Most human beings feel as if they are vibrating out of harmony with their surroundings, their fellow beings, and most importantly, out of harmony with some vital aspect of themselves. When we feel out of harmony, very often we suffer sickness and dis-ease, which in soundtherapy terms would be a state of “disharmony”. This occurs when parts of an organism are vibrating at a different or inharmonious frequency from the whole, a frequency that is not “in tune” with the whole. One could compare this to an instrument in an orchestra that is out of tune. Even if 99 out of a 100 instruments are in tune, one badly tuned instrument will affect the whole sound. There are many reasons why human beings experience this discord, one of which is the “tempering” of the musical scale. After all, music and sound is a vital part of human life, and has been since prehistoric times. It is only in the last 350 years of this 50 000 year period that the musical scale has been “tempered” (that is, adjusted so that all musical notes are an equal, yet synthetically created, distance apart, which does NOT happen in Nature).


Other reasons for dis-ease, which Sound Therapy can help are:-


The incredibly high decibel levels to which we are exposed in the modern world, particularly in cities;


The negative belief systems with which we are programmed by our teachers, governments, organised religions, commercial advertising, pharmaceutical companies and the medical and education system as a whole;


Negative belief systems originating with our parents, family and friends;


High intake of toxic foods, chemicals and a lack of proper nutrition.


These are just a few of the reasons why we might vibrate “out of tune” and thus experience ill health or sickness at the physical, mental, emotional or even spiritual levels.


Overtone singing, when practised with intention, can serve as a very powerful tool for vibrational “repatterning”, in other words, a way of re-programming our physical, mental and emotional bodies with a more harmonious, natural, “in tune” pattern.

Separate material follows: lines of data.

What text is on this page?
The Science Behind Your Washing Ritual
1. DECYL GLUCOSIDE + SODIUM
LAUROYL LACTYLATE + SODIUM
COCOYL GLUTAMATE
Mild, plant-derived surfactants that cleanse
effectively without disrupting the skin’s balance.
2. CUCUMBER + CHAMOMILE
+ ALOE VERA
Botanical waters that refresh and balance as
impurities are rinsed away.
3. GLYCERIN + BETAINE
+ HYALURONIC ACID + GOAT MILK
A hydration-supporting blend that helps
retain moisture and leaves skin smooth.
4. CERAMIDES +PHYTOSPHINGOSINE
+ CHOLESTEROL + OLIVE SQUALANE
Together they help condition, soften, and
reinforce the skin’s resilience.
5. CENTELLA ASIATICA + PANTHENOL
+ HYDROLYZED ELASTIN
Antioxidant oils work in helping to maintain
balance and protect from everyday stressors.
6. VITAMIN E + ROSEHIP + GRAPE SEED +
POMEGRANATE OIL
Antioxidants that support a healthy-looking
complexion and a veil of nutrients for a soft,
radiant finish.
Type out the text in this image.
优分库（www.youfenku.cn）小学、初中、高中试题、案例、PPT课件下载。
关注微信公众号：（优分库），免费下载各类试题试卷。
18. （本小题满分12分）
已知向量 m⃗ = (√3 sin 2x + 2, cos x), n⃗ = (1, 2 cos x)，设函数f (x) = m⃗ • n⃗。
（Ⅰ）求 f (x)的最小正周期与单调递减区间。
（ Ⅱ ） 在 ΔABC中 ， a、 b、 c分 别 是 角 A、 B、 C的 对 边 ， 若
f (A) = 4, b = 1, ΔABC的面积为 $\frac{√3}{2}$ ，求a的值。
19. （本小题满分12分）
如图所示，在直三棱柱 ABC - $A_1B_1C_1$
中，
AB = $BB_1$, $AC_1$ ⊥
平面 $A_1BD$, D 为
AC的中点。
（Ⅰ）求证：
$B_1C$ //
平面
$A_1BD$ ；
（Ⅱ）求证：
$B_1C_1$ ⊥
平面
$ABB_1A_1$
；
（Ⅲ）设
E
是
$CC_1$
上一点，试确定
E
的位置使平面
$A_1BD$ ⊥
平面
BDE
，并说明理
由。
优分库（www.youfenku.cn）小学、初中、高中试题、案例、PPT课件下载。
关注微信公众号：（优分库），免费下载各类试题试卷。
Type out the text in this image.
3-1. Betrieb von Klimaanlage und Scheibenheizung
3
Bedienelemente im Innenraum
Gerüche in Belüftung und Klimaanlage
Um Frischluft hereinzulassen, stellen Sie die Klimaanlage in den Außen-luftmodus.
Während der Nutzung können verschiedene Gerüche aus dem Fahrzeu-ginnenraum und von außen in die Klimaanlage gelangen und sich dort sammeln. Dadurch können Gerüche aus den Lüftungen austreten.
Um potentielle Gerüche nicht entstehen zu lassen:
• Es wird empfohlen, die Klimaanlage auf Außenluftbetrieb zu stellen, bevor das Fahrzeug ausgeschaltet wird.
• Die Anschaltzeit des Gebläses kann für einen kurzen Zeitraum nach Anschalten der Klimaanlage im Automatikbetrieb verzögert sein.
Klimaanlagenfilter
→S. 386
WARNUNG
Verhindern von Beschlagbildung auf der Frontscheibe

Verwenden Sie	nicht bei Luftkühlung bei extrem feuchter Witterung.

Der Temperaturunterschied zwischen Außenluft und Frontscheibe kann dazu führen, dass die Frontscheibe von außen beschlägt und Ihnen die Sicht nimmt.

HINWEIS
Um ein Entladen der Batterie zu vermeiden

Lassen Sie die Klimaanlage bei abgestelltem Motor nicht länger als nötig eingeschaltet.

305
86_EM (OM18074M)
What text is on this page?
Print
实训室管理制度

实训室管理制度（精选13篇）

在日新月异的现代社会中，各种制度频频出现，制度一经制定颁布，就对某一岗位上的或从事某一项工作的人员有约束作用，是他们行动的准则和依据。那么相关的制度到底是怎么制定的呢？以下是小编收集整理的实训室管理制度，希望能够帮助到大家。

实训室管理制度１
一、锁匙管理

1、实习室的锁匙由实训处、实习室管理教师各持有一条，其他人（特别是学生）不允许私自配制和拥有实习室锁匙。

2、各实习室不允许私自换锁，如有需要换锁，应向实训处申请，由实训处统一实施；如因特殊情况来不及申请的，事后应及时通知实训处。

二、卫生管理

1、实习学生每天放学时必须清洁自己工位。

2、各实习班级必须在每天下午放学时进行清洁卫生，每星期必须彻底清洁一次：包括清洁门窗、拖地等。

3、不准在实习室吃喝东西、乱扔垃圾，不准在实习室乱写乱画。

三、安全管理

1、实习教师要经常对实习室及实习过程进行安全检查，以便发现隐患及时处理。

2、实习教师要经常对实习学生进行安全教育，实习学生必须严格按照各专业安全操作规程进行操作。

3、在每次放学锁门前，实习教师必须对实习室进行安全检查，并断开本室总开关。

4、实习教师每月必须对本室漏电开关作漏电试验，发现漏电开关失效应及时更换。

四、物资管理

The beauty of this miraculous technique is that it bypasses the intellectual mind and goes right through to one’s essential being without being first analysed. (I use the term miraculous in the same way as in the book’ A Course in Miracles’ i.e. If you are not experiencing miracles daily in your life then something is wrong!). Analysis is an ancient human defence mechanism that helps us to make decisions based on experience, for the purpose of survival. But what happens when our experience, and the information with which we have been programmed is based on much incorrect information? How do we tell what is good for us or not?


Becoming aware of overtone singing, one begins a journey into the Voices of the Voice and the Sound within the Sound.


When you hear or practise overtone singing you will know whether it is good for you or not. You will know on levels much more profound than analytical deduction. You will feel it resonate deep within you, where other primordial human qualities like intuition, instinct, unconditional love, compassion and joy reside.


You will vibrate in harmony with the Creation and feel one with it. You will come Home, safe and Sound.